Smart Business spoke with Renton about how to get other people involved in leading your business so you can focus on the big picture.

Q. How do you assess your own workload?

You really have to look at what it is you are trying to accomplish. You may be perfectly satisfied with being a small, maybe 10-person firm. You still have a role in technology, and you can still run the company and participate in day-to-day fulfillment. That may be great, and you may be more than fulfilled.

If you want to try to enhance or expand your offerings, then you find someone else to come in and run the corporate side and you continue to be a technologist. If you see everything coming through you, then you know that’s not going to scale.

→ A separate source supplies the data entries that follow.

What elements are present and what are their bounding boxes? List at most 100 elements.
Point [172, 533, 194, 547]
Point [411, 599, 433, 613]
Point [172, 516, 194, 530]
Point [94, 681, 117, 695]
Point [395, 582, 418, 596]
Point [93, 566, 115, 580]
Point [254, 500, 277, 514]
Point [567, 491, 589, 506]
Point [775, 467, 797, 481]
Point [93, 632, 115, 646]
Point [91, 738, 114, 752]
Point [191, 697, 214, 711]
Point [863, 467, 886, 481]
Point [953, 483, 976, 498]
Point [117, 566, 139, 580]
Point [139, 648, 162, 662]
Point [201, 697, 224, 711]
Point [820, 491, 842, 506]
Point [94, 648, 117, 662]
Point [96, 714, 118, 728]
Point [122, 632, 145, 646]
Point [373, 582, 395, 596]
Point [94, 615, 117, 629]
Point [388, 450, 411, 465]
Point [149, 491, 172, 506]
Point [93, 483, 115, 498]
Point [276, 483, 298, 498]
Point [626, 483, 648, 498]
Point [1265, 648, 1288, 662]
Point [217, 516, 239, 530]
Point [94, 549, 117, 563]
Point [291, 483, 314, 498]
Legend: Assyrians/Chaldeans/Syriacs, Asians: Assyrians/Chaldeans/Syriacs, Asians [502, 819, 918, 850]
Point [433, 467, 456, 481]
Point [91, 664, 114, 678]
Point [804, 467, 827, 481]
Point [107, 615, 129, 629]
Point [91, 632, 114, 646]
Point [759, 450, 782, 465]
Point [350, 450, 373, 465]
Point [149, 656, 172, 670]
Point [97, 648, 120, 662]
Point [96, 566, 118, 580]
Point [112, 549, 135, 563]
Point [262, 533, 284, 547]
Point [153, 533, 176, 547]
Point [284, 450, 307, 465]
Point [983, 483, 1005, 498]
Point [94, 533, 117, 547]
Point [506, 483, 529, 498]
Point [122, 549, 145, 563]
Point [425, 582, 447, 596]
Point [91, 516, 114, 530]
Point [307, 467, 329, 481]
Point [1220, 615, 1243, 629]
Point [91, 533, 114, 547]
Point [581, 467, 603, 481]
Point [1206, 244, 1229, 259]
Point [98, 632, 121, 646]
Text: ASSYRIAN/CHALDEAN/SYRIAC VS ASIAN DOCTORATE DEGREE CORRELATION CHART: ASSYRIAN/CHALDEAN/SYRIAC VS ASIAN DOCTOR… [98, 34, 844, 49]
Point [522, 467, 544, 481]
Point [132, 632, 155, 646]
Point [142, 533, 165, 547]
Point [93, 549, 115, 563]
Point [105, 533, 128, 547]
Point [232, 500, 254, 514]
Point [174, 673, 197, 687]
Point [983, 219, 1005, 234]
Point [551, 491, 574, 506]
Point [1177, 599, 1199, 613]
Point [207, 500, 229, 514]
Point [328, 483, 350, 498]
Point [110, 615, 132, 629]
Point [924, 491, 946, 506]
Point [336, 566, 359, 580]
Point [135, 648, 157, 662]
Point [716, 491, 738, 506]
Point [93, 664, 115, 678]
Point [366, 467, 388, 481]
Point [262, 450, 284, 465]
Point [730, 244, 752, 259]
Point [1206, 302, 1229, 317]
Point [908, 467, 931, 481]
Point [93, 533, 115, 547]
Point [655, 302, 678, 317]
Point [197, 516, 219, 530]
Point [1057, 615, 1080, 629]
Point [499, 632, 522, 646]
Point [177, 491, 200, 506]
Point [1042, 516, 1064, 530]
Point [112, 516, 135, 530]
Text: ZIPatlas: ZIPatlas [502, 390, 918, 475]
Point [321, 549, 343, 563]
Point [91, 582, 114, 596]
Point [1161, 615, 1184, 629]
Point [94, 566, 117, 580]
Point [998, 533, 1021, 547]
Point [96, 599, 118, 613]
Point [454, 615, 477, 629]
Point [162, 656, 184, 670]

Q. How do you get others involved?

We sit down as an organization. We sat down in 2007 and defined what we wanted 2008 to be. Part of that definition was markets, revenue and profitability. When you’re moving forward, you always have that outline or guideline to help you with your decisions. You’ve already decided where you’re going to play and what you’re going to do, and you try to work within that framework.

We have a very competent and strong executive management team. As a group, we make sure that collectively we’re aligned and then we each have the responsibility to disseminate that vision and consistency through the organization. As the CEO, clearly I’m required to describe, define and continually articulate it to everybody in the company.

The people who work on the executive team have the same goal. It’s really the collection of the message being consistent from every leader and making sure everybody understands the ambition and the goals for the year.

The repeated conversations just reinforce that message. It’s not just the CEO.